Ir al contenido

La vuelta al mundo en ochenta días/Capítulo XXIX

De Wikisource, la biblioteca libre.

Aquella misma tarde, el tren proseguía su marcha sin obstáculos, pasaba el fuerte Sanders, trasponía el paso de Cheyenvoy, llegaba al paso de Evans. En este sitio alcanzaba el ferrocarril el punto más alto del trayecto, o sea ocho mil noventa y un pies sobre el nivel del Océano. Los viajeros ya no tenían más que bajar hasta el Atlántico por aquellas llanuras sin límites, niveladas por la naturaleza.

Allí empalmaba el ramal de Denver, ciudad principal de Colorado. Este territorio es rico en minas de oro y de plata, y más de cincuenta mil habitantes han fijado allí su domicilio.

Se habían recorrido mil trescientas ochenta y dos millas desde San Francisco, en tres dias y tres noches, cuatro noches y cuatro días debían bastar, según toda la previsión, para llegar a Nueva York. Phileas Fogg se mantenía, por consiguiente, dentro del plazo regiamentario.

Durante la noche se dejó a la izquierda del campamento de Walbab. El "Lodge Pole Crek" discurría paralelamente a la vía, siguiendo sus aguas la frontera rectilínea común a los Estados de Wyoming y de Colorado. A las once entraban en Nebraska, pasaban cerca de Sedgwick, y tocaban en Julesburgh, situado en el brazo meridional del río Platte.

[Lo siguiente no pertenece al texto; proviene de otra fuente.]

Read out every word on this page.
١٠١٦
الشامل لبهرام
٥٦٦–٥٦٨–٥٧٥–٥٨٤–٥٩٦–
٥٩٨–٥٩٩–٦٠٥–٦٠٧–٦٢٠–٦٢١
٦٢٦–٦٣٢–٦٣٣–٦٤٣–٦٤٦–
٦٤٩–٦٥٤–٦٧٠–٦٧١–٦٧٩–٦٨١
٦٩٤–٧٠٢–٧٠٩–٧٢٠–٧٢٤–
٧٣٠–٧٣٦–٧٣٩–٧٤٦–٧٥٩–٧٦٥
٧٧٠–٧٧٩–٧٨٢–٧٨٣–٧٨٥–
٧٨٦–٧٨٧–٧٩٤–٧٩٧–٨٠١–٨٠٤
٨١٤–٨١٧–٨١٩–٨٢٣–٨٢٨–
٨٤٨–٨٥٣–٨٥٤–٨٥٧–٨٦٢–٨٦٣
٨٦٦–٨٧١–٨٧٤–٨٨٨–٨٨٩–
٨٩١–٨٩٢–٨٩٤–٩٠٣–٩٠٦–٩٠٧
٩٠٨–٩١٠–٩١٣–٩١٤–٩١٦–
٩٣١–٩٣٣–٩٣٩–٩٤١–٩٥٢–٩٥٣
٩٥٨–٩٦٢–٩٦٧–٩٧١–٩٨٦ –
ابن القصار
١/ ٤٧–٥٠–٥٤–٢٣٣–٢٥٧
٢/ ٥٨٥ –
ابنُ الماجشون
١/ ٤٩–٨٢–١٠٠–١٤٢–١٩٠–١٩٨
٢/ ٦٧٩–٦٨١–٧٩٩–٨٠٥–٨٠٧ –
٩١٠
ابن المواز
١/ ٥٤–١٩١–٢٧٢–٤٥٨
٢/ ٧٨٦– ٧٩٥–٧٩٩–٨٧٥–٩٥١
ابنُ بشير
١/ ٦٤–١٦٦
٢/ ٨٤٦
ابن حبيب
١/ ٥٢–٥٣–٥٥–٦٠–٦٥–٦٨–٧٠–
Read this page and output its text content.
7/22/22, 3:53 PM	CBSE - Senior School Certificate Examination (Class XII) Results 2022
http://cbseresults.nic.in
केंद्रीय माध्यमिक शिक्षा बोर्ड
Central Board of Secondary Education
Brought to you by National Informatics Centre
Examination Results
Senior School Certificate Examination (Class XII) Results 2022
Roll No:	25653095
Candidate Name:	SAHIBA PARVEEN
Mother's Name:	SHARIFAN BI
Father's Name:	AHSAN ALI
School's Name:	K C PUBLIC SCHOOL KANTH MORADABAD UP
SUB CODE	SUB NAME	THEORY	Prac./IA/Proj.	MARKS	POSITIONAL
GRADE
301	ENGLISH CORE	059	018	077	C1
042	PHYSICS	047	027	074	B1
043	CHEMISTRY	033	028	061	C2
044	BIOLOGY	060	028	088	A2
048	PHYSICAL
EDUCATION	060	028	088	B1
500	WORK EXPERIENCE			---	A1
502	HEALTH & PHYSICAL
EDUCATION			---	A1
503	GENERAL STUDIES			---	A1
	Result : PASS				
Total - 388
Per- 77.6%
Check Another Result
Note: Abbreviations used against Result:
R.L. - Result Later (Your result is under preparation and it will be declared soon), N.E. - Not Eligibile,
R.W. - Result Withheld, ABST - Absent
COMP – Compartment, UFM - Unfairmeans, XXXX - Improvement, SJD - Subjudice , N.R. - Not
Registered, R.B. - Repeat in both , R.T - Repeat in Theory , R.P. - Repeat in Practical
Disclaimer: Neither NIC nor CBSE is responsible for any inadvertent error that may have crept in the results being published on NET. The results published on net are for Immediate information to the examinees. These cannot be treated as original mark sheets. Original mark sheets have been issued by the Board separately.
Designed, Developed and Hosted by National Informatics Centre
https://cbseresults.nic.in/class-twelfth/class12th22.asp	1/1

Allí fue donde se inauguró el "Union Paciflc", el 23 de octubre de 1867, cuyo ingeniero jefe fue el general J. M. Dodge, y donde se detuvieron las dos poderosas locomotoras que remolcaban los nuevos vagones de convidados, entre los cuales figuraba el vicepresidente Tomás C. Durant. Allí dieron el simulacro de un combate indio; allí brillaron los fuegos artificiales, en medio de ruidosas aclamaciones: allí, por último, se publicó, por medio de una imprenta portátil, el primer número del "Rail way Pioneer". Así fue celebrada la inauguración de ese gran ferrocarril, instrumento de progreso y de civilización, trazado a través del desierto y destinado a enlazar entre sí ciudades que no existían aún. El silbato de la locomotora, más poderoso que la lira de Anfión, iba a hacerlas surgir muy en breve del suelo americano.

A las ocho de la mañana, el fuerte Mac Pherson quedaba atrás. Este punto dista trescientas cincuenta y siete millas de Omaha. La vía férrea seguía por la izquierda del brazo meridional del río Platte. A las nueve, se llegaba a la importante ciudad de North Platte, contruida entre los dos brazos de ese gran río, que se vuelven a reunir alrededor de ella para no formar, en adelante ya, más que una sola arteria, afluyente considerable cuyas aguas se confunden con las del Missouri, un poco más allá de Omaha.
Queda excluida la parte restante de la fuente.